Didalam implementasinya etika pemerintahan itu meliputi etika yang menyangkut
individu sebagai anggota arganisasi pemerintahan, juga meliputi etika
organisasi pemerintahan serta etika profesi organisasi pemerintahan, yang
ketiganya dalam implementasinya bermuara pada nilai-nilai etis yang terkandung
baik pada peraturan perundangan, nilai-nilai agama, nilai-nilai social budaya,
nilai-nilai dalam asas penyelenggaraan pemerintahan dan nilai lainnya yang ada
kaitannya dalam penyelenggaraan pemerintahan Negara.

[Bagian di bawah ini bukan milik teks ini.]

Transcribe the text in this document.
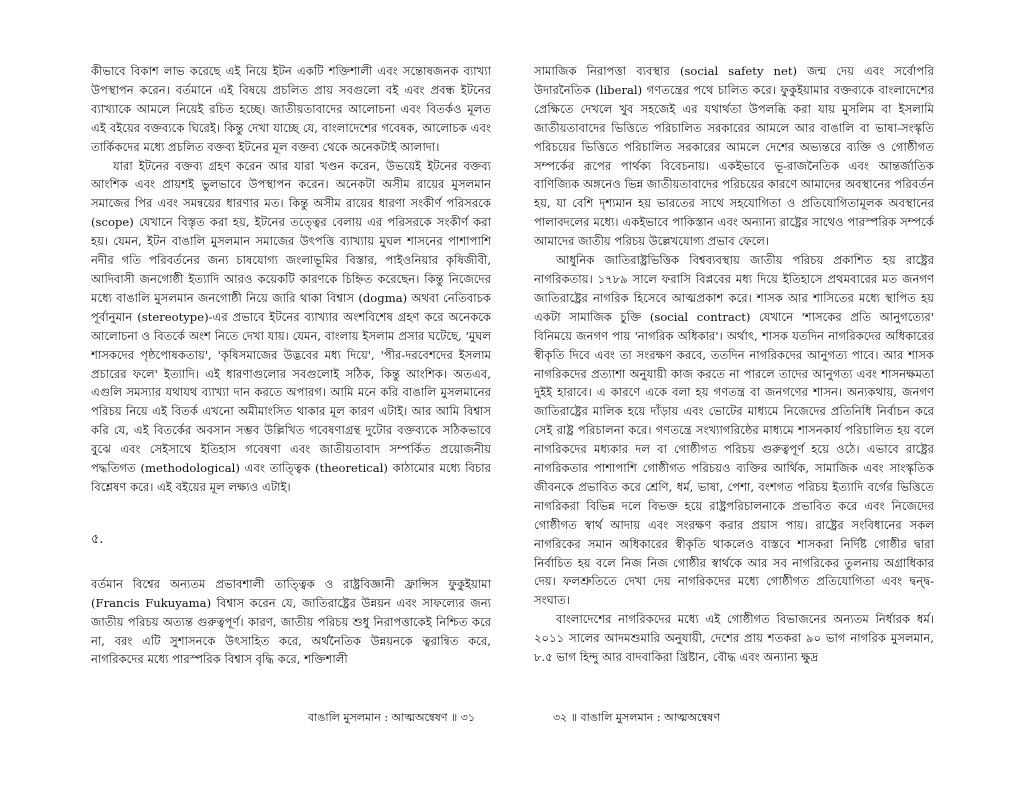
কীভাবে বিকাশ লাভ করেছে এই নিয়ে ইটন একটি শক্তিশালী এবং সন্তোষজনক ব্যাখ্যা উপস্থাপন করেন। বর্তমানে এই বিষয়ে প্রচলিত প্রায় সবগুলো বই এবং প্রবন্ধ ইটনের ব্যাখ্যাকে আমলে নিয়েই রচিত হচ্ছে। জাতীয়তাবাদের আলোচনা এবং বিতর্কও মূলত এই বইয়ের বক্তব্যকে ঘিরেই। কিন্তু দেখা যাচ্ছে যে, বাংলাদেশের গবেষক, আলোচক এবং তার্কিকদের মধ্যে প্রচলিত বক্তব্য ইটনের মূল বক্তব্য থেকে অনেকটাই আলাদা।

যারা ইটনের বক্তব্য গ্রহণ করেন আর যারা খণ্ডন করেন, উভয়েই ইটনের বক্তব্য আংশিক এবং প্রায়শই ভুলভাবে উপস্থাপন করেন। অনেকটা অসীম রায়ের মুসলমান সমাজের পির এবং সমন্বয়ের ধারণার মত। কিন্তু অসীম রায়ের ধারণা সংকীর্ণ পরিসরকে (scope) যেখানে বিস্তৃত করা হয়, ইটনের তত্ত্বের বেলায় এর পরিসরকে সংকীর্ণ করা হয়। যেমন, ইটন বাঙালি মুসলমান সমাজের উৎপত্তি ব্যাখ্যায় মুঘল শাসনের পাশাপাশি নদীর গতি পরিবর্তনের জন্য চাষযোগ্য জংলাভূমির বিস্তার, পাইওনিয়ার কৃষিজীবী, আদিবাসী জনগোষ্ঠী ইত্যাদি আরও কয়েকটি কারণকে চিহ্নিত করেছেন। কিন্তু নিজেদের মধ্যে বাঙালি মুসলমান জনগোষ্ঠী নিয়ে জারি থাকা বিশ্বাস (dogma) অথবা নেতিবাচক পূর্বানুমান (stereotype)-এর প্রভাবে ইটনের ব্যাখ্যার অংশবিশেষ গ্রহণ করে অনেককে আলোচনা ও বিতর্কে অংশ নিতে দেখা যায়। যেমন, বাংলায় ইসলাম প্রসার ঘটেছে, 'মুঘল শাসকদের পৃষ্ঠপোষকতায়', 'কৃষিসমাজের উদ্ভবের মধ্য দিয়ে', 'পীর-দরবেশদের ইসলাম প্রচারের ফলে' ইত্যাদি। এই ধারণাগুলোর সবগুলোই সঠিক, কিন্তু আংশিক। অতএব, এগুলি সমস্যার যথাযথ ব্যাখ্যা দান করতে অপারগ। আমি মনে করি বাঙালি মুসলমানের পরিচয় নিয়ে এই বিতর্ক এখনো অমীমাংসিত থাকার মূল কারণ এটাই। আর আমি বিশ্বাস করি যে, এই বিতর্কের অবসান সম্ভব উল্লিখিত গবেষণাগ্রন্থ দুটোর বক্তব্যকে সঠিকভাবে বুঝে এবং সেইসাথে ইতিহাস গবেষণা এবং জাতীয়তাবাদ সম্পর্কিত প্রয়োজনীয় পদ্ধতিগত (methodological) এবং তাত্ত্বিক (theoretical) কাঠামোর মধ্যে বিচার বিশ্লেষণ করে। এই বইয়ের মূল লক্ষ্যও এটাই।

৫.

বর্তমান বিশ্বের অন্যতম প্রভাবশালী তাত্ত্বিক ও রাষ্ট্রবিজ্ঞানী ফ্রান্সিস ফুকুইয়ামা (Francis Fukuyama) বিশ্বাস করেন যে, জাতিরাষ্ট্রের উন্নয়ন এবং সাফল্যের জন্য জাতীয় পরিচয় অত্যন্ত গুরুত্বপূর্ণ। কারণ, জাতীয় পরিচয় শুধু নিরাপত্তাকেই নিশ্চিত করে না, বরং এটি সুশাসনকে উৎসাহিত করে, অর্থনৈতিক উন্নয়নকে ত্বরান্বিত করে, নাগরিকদের মধ্যে পারস্পরিক বিশ্বাস বৃদ্ধি করে, শক্তিশালী

সামাজিক নিরাপত্তা ব্যবস্থার (social safety net) জন্ম দেয় এবং সর্বোপরি উদারনৈতিক (liberal) গণতন্ত্রের পথে চালিত করে। ফুকুইয়ামার বক্তব্যকে বাংলাদেশের প্রেক্ষিতে দেখলে খুব সহজেই এর যথার্থতা উপলব্ধি করা যায় মুসলিম বা ইসলামি জাতীয়তাবাদের ভিত্তিতে পরিচালিত সরকারের আমলে আর বাঙালি বা ভাষা-সংস্কৃতি পরিচয়ের ভিত্তিতে পরিচালিত সরকারের আমলে দেশের অভ্যন্তরে ব্যক্তি ও গোষ্ঠীগত সম্পর্কের রূপের পার্থক্য বিবেচনায়। একইভাবে ভূ-রাজনৈতিক এবং আন্তর্জাতিক বাণিজ্যিক অঙ্গনেও ভিন্ন জাতীয়তাবাদের পরিচয়ের কারণে আমাদের অবস্থানের পরিবর্তন হয়, যা বেশি দৃশ্যমান হয় ভারতের সাথে সহযোগিতা ও প্রতিযোগিতামূলক অবস্থানের পালাবদলের মধ্যে। একইভাবে পাকিস্তান এবং অন্যান্য রাষ্ট্রের সাথেও পারস্পরিক সম্পর্কে আমাদের জাতীয় পরিচয় উল্লেখযোগ্য প্রভাব ফেলে।

আধুনিক জাতিরাষ্ট্রভিত্তিক বিশ্বব্যবস্থায় জাতীয় পরিচয় প্রকাশিত হয় রাষ্ট্রের নাগরিকতায়। ১৭৮৯ সালে ফরাসি বিপ্লবের মধ্য দিয়ে ইতিহাসে প্রথমবারের মত জনগণ জাতিরাষ্ট্রের নাগরিক হিসেবে আত্মপ্রকাশ করে। শাসক আর শাসিতের মধ্যে স্থাপিত হয় একটা সামাজিক চুক্তি (social contract) যেখানে 'শাসকের প্রতি আনুগত্যের' বিনিময়ে জনগণ পায় 'নাগরিক অধিকার'। অর্থাৎ, শাসক যতদিন নাগরিকদের অধিকারের স্বীকৃতি দিবে এবং তা সংরক্ষণ করবে, ততদিন নাগরিকদের আনুগত্য পাবে। আর শাসক নাগরিকদের প্রত্যাশা অনুযায়ী কাজ করতে না পারলে তাদের আনুগত্য এবং শাসনক্ষমতা দুইই হারাবে। এ কারণে একে বলা হয় গণতন্ত্র বা জনগণের শাসন। অন্যকথায়, জনগণ জাতিরাষ্ট্রের মালিক হয়ে দাঁড়ায় এবং ভোটের মাধ্যমে নিজেদের প্রতিনিধি নির্বাচন করে সেই রাষ্ট্র পরিচালনা করে। গণতন্ত্রে সংখ্যাগরিষ্ঠের মাধ্যমে শাসনকার্য পরিচালিত হয় বলে নাগরিকদের মধ্যকার দল বা গোষ্ঠীগত পরিচয় গুরুত্বপূর্ণ হয়ে ওঠে। এভাবে রাষ্ট্রের নাগরিকতার পাশাপাশি গোষ্ঠীগত পরিচয়ও ব্যক্তির আর্থিক, সামাজিক এবং সাংস্কৃতিক জীবনকে প্রভাবিত করে শ্রেণি, ধর্ম, ভাষা, পেশা, বংশগত পরিচয় ইত্যাদি বর্গের ভিত্তিতে নাগরিকরা বিভিন্ন দলে বিভক্ত হয়ে রাষ্ট্রপরিচালনাকে প্রভাবিত করে এবং নিজেদের গোষ্ঠীগত স্বার্থ আদায় এবং সংরক্ষণ করার প্রয়াস পায়। রাষ্ট্রের সংবিধানের সকল নাগরিকের সমান অধিকারের স্বীকৃতি থাকলেও বাস্তবে শাসকরা নির্দিষ্ট গোষ্ঠীর দ্বারা নির্বাচিত হয় বলে নিজ নিজ গোষ্ঠীর স্বার্থকে আর সব নাগরিকের তুলনায় অগ্রাধিকার দেয়। ফলশ্রুতিতে দেখা দেয় নাগরিকদের মধ্যে গোষ্ঠীগত প্রতিযোগিতা এবং দ্বন্দ্ব-সংঘাত।

বাংলাদেশের নাগরিকদের মধ্যে এই গোষ্ঠীগত বিভাজনের অন্যতম নির্ধারক ধর্ম। ২০১১ সালের আদমশুমারি অনুযায়ী, দেশের প্রায় শতকরা ৯০ ভাগ নাগরিক মুসলমান, ৮.৫ ভাগ হিন্দু আর বাদবাকিরা খ্রিষ্টান, বৌদ্ধ এবং অন্যান্য ক্ষুদ্র

বাঙালি মুসলমান : আত্মঅন্বেষণ ॥ ৩১	৩২ ॥ বাঙালি মুসলমান : আত্মঅন্বেষণ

Contoh kasus pelanggaran etika
dalam pemerintahan:
Kasus penyelundupan HP
Kasus penyelundupan HP
Empat
pegawai Bea Cukai di Palembang dan Mataram terseret penyelundupan ribuan
BlackBerry dan Iphone yang masuk ke Indonesia pada Februari tahun lalu. Ismadi
Setyawan, staf intelijen Bea Cukai Palembang, Sumatera Selatan dan Jimmi
Januadri Kepala Seksi Pabeaan di instansi yang sama divonis 5 tahun penjara
pada Jumat 17 Januari 2014 di Pengadilan Tindak Pidana Korupsi Palembang. Adapun
I Made Ari Kusuma Bayu, pejabat pelaksana dan pemeriksa Bea Cukai Mataram dan
Nengah Sumardana Kepala Subseksi Intelijen di instansi yang sama menghadapi
proses persidangan di Pengadilan Tipikor Mataram pada Kamis kemarin, 30 Januari
2014.
Ismadi
dan Jimmi serta Made Ari dan Nengah diduga bersekongkol untuk meloloskan
BlackBerry dan Iphone milik Caesar Muhni Rizal tanpa pemeriksaan mesin pemindai
(X-Ray). Telepon seluler dalam 19 koper dan tas sebanyak 4.428 unit senilai Rp
20 miliar masuk Bandar Udara Internasional Lombok pada 11 Februari 2013. Dua
pekan kemudian telepon seluler sebanyak 4.764 unit dalam 16 koper dan tas masuk
lewat Bandar Udara Sultan Mahmud Badaruddin II Palembang. "Semua barang
milik Caesar Muhni Rizal,' kata Agung Setya. Aliran dana suap yang terendus
penyidik dengan modus kartu anjungan tunai mandiri (ATM) atas nama Hasan,
suruhan Caesar, dipegang Ismadi dan Made Ari. Modus yang sama dilakukan Heru
Sulastyono, Kepala Subdirektorat Ekspor Bea Cukai Pusat dan Hendrianus Langen
Projo, Kepala Pengawasan dan Pelayanan Bea Cukai Entikong, Kalimantan Barat,
yang kini diterungku Bareskrim Polri. Keduanya juga disidik oleh Agung Setya.
Polisi
menemukan penarikan tunai Rp 65 juta yang dilakukan Ismadi dan transfer uang
sebesar Rp 190 juta kepada Jimmi. Penarikan dan transfer itu menggunakan kartu
ATM Hasan. Adapun kepada Made Ari diduga ada transfer ratusan juta rupiah. Peraturan
yang dilanggar: Pasal 3 dan 6 UU Nomor 15 Tahun 2002 tentang Tindak Pidana
Pencucian Uang (TPPU) sebagaimana diubah UU Nomor 25 Tahun 2003 dan Pasal 3 dan
5 UU Nomor 8 Tahun 2010. Pasal 5 ayat 2, Pasal 12 huruf a dan huruf b UU Nomor
31 Tahun 1999 tentang Tindak Pidana Korupsi sebagaimana diubah UU Nomor 20
Tahun 2001 Pasal 55 KUHP dan Pasal 56 KUHP.